Alex's Portfolio

Visualization

Visualization and Exploration of the Gapminder Dataset Using ggplot/tidyverse Packages in R


View this project’s final report and source code.

ggplot graph

The focus of this project was to explore the famous Gapminder dataset visually using ggplot graphs like the one above. I also used the other tidyverse packages like dplyr to manipulate the data in different ways to create well formatted data that fits into summary tables.

Time Series Analysis

Analysis of Homicides in the US Over Time Using R and an ARMA/SARIMA Model


View this project’s final report and source code.

homicide predictions

This project was based around forecasting methods. I find overall trends, monthly seasonality, and fit ARIMA and SARIMA models. I compare the two model’s performance as well as fit. I then forecasted homicides for the next 24 months.

Regression Analysis

Reproducing the Results and Logistic Regression Model of a study on Modeling Prison Sentencing From Facial Features


View this project’s final report and source code.

model coefficient table

The idea for this assignment was to gain experience and become more comfortable reading and interpreting scientific research papers. We also learned the importance of reproducibility and transparency. My group was tasked with reproducing the results and models from this paper and reporting on them. I was in charge of the modeling as well as the table for the models, both of which are created with the source code I linked. The picture above is a replication of the table used in the original paper. Interestingly, we ended up finding a small mistake in the paper.

Machine Learning

Predicting Ebay Car Prices Using a Random Forest Model in R


View this project’s final report, source code for the random forest model, and source code for cleaning the data.

This was a group project. I handled the random forest model as well as the data cleaning. We each tried a model and compared results. The random forest model came out on top based on testing MSE. I had to learn a lot about resource allocation to complete this project. The dataset had 180k rows and 10+ possible predictors. I quickly found out that I would not be able to easily tune and train the model. The training process ended up taking a few days with cross-validation on less than half of the full dataset. I had to weigh run time vs accuracy and pick model parameters early on in the training process.

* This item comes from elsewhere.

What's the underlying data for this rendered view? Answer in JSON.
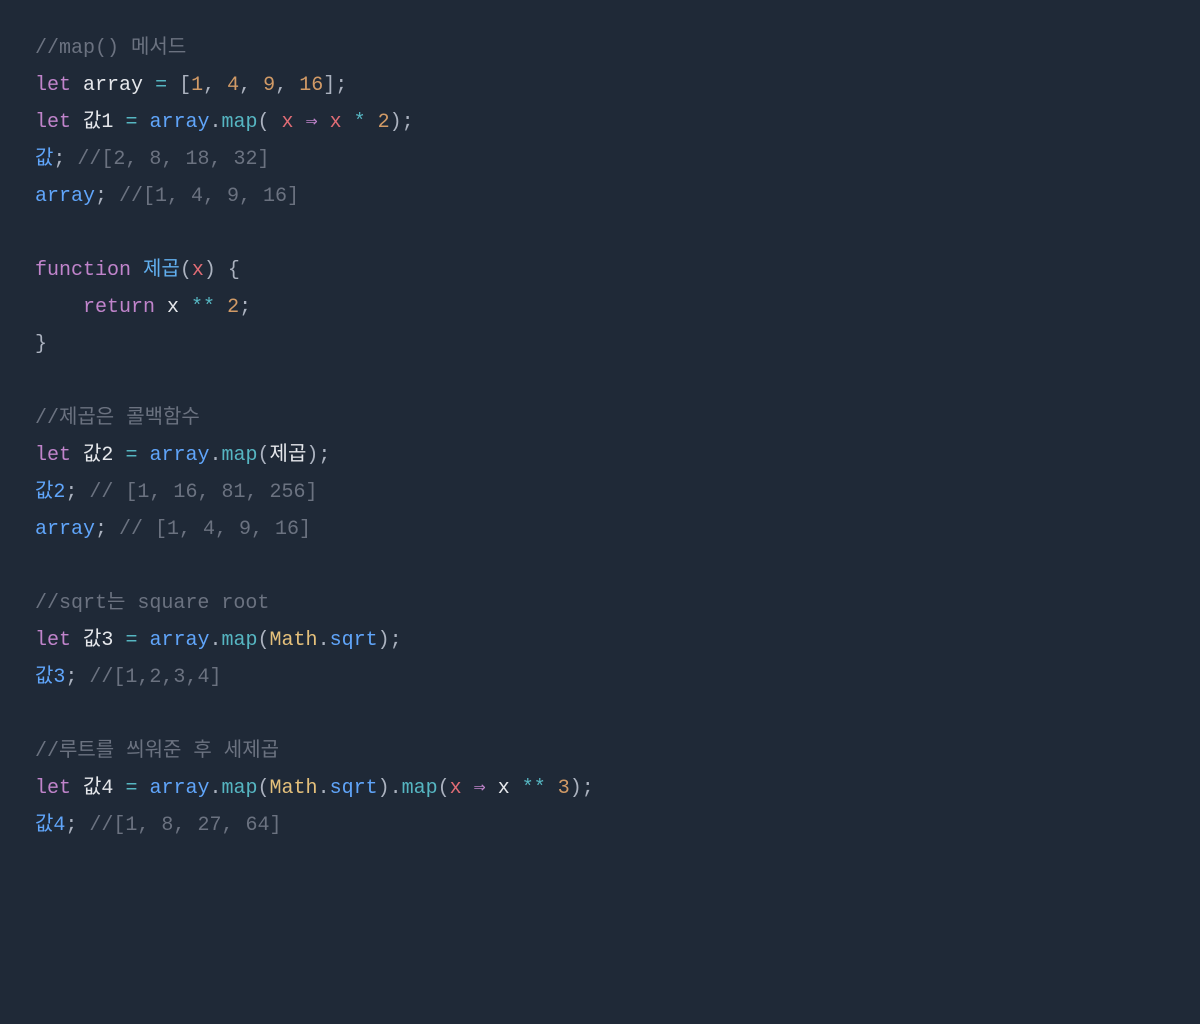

Fitting a Bayesian Hierarchical Model on Fake Flu Data. Simulated with an MCMC algorithm using R and Rjags/jags.


View this project’s final report, report source code, and model fitting source code

The setup for this project:
“There are two tests for influenza strain K9C9. The data collected consists of 10 countries and 100 pairs of test results. The more accurate of the tests will be assumed fact. The less accurate test, EZK, is the area of interest for this project. A Bayesian hierarchical model will be fit and it will be simulated with an MCMC algorithm using R/jags.”
I fit the model, assessed fit, and interpreted the results in the context of a global pandemic.